Lockdowns Could Be 10 Times More Costly to Public Health Than No Lockdowns: Study

Lockdowns Could Be 10 Times More Costly to Public Health Than No Lockdowns: Study
Stacked chairs line a restaurant in Costa Mesa, Calif., on Dec. 9, 2020. John Fredricks/The Epoch Times
Andrew Chen
Updated:

A recent report that reviewed the cost-benefit balance of lockdowns, widely imposed by governments around the world to prevent the spread of the CCP virus, said the restrictions do more harm to public health quality than no restrictions.

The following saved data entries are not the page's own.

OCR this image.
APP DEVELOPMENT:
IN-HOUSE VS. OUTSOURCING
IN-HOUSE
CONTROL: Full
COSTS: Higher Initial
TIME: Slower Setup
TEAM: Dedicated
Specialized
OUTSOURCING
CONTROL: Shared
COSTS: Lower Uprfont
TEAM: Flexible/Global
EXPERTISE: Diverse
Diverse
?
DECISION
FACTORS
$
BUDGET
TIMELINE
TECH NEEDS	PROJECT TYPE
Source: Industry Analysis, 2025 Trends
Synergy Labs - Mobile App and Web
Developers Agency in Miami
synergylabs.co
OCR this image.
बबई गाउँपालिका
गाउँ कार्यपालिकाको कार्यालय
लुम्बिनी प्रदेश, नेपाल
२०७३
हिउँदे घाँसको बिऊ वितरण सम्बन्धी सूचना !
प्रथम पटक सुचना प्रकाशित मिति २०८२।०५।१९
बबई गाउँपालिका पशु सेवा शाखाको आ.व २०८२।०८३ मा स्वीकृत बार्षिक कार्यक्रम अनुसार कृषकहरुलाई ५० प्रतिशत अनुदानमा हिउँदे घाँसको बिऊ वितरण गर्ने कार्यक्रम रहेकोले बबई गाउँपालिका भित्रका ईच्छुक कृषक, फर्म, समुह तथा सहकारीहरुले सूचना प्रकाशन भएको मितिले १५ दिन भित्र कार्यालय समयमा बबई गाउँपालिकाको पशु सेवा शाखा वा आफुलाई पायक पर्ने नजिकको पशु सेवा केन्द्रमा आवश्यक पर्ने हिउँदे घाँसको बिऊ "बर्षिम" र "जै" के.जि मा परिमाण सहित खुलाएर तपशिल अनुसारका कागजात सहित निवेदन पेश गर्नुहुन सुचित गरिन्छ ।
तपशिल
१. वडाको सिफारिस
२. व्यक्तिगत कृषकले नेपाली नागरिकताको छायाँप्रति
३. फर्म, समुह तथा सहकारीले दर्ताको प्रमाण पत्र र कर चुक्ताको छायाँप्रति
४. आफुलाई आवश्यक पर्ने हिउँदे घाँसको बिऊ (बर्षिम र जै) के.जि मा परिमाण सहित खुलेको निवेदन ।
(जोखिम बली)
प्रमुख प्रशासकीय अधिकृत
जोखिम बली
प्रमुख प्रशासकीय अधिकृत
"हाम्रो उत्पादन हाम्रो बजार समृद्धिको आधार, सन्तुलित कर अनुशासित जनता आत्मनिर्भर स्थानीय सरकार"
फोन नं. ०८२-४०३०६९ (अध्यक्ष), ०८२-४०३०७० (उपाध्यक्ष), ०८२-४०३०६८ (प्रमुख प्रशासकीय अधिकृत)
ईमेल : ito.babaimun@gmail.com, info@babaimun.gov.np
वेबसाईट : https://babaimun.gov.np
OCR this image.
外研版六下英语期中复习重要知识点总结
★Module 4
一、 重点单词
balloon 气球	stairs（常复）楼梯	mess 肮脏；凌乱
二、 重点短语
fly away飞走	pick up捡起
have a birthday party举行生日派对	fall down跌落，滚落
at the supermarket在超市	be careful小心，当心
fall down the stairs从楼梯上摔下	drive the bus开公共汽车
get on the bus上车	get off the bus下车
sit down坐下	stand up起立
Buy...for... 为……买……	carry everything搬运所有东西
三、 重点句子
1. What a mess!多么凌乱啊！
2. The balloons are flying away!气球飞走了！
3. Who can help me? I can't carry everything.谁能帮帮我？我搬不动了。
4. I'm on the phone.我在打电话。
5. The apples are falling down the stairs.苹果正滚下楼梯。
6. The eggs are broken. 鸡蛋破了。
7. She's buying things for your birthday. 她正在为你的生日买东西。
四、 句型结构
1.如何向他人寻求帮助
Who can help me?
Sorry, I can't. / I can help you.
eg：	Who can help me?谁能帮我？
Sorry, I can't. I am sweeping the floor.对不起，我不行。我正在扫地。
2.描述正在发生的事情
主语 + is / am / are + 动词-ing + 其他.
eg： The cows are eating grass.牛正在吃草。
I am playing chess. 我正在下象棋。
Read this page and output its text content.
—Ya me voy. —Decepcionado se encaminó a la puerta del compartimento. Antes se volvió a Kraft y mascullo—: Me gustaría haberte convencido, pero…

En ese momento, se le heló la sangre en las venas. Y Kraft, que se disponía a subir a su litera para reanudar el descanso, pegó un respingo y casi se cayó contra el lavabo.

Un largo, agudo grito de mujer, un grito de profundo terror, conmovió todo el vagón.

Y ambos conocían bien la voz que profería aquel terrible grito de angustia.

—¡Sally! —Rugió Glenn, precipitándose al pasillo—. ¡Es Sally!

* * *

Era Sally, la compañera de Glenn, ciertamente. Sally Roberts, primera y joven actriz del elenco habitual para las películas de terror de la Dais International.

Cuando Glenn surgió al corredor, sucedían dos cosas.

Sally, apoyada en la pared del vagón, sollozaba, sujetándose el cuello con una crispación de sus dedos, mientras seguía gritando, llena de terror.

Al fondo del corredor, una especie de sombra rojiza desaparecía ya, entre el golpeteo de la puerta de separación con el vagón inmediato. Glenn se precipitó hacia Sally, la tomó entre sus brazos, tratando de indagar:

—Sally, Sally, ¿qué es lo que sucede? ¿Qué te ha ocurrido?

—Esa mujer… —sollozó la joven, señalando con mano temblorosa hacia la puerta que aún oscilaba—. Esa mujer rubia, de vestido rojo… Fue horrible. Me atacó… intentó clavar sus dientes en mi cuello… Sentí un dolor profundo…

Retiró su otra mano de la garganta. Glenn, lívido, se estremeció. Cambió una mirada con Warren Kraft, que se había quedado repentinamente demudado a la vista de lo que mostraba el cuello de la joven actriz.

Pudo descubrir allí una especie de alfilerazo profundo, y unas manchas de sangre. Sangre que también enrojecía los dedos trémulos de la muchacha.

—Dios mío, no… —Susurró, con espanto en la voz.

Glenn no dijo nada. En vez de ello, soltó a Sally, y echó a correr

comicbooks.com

“The decision to adopt repeated or prolonged lockdown measures cannot be based on COVID-19 numbers alone. Instead, we need to better recognize the risks and trade-offs inherent in our public health measures against COVID,” Ari Joffe, a specialist in pediatrics, pediatric infectious diseases, and pediatric critical care medicine at the University of Alberta, wrote in a report (pdf).
The report, titled “Rethinking lockdowns: The risks and trade-offs of public health measures to prevent COVID-19 infections,” Joffe pointed out three major mistakes in the current way of evaluating the impacts of the CCP (Chinese Communist Party) virus.

First, early estimates of lethality were based on “case fatality rate,” which looks at the number of deaths in confirmed cases of COVID-19. However, this method grossly over-estimates death rates, as most infections are mild and asymptomatic; 99.95 percent of people age less than 70 infected with SARS-CoV-2 survive.

Governments should target public health resources on the elderly, which have the highest risk of severe outcomes, rather than on the entire population, the report states. The risk of death in infected children is 100 to 1000 times lower than in those above 80 year-old.

“In Canada, the risk of death from infection for those less than 65 years is 100 times lower than for those equal to or greater than 65 years,” Joffe wrote. “About 80 percent of deaths from COVID-19 in Canada during the first wave occurred in nursing homes, where elderly people were not adequately protected from infection.”

He said governments should achieve “herd immunity” by vaccination, as an exit strategy from lockdowns.

Natural herd immunity is achieved when enough people are exposed and develop immunity to a pandemic and transmission in the population is kept at a low level. However, lockdowns measures further prevent natural herd immunity, Joffe said.

“Given that people have different connectivity and social mixing, for example, roughly 80 percent of SARS-CoV-2 infections come from just around 10 percent of infected people, this would likely require up to 40 percent of the population to be infected,” he wrote.

Joffe used the “Quality Adjusted Life Years” (QALY) metric to measure the cost-benefit effect of lockdowns. The model assumes that health is a combination of “length of life” and “quality of life,” and the QALY is the “sum of years lived by the population, weighted by the health quality of those years.”

The global economic recession caused by mandated lockdowns costs 250 million QALY, while imposing lockdowns can save roughly 25 million QALY. This means the cost-benefit balance comes out about 10 times against lockdowns, according to the study. In Canada alone, the cost-benefit balance is 17 times against lockdowns, with the cost of 2.05 million QALY against the benefit of 121,040 QALY.

In his suggestion to future government policy, Joffe suggests focusing on protecting people at high risk, particularly the elderly population in nursing homes. Schools should remain open to prevent disrupting education, as children have low morbidity and mortality from COVID-19, the disease the CCP virus causes.

“Do not lock down everyone, regardless of their individual risk,” he wrote.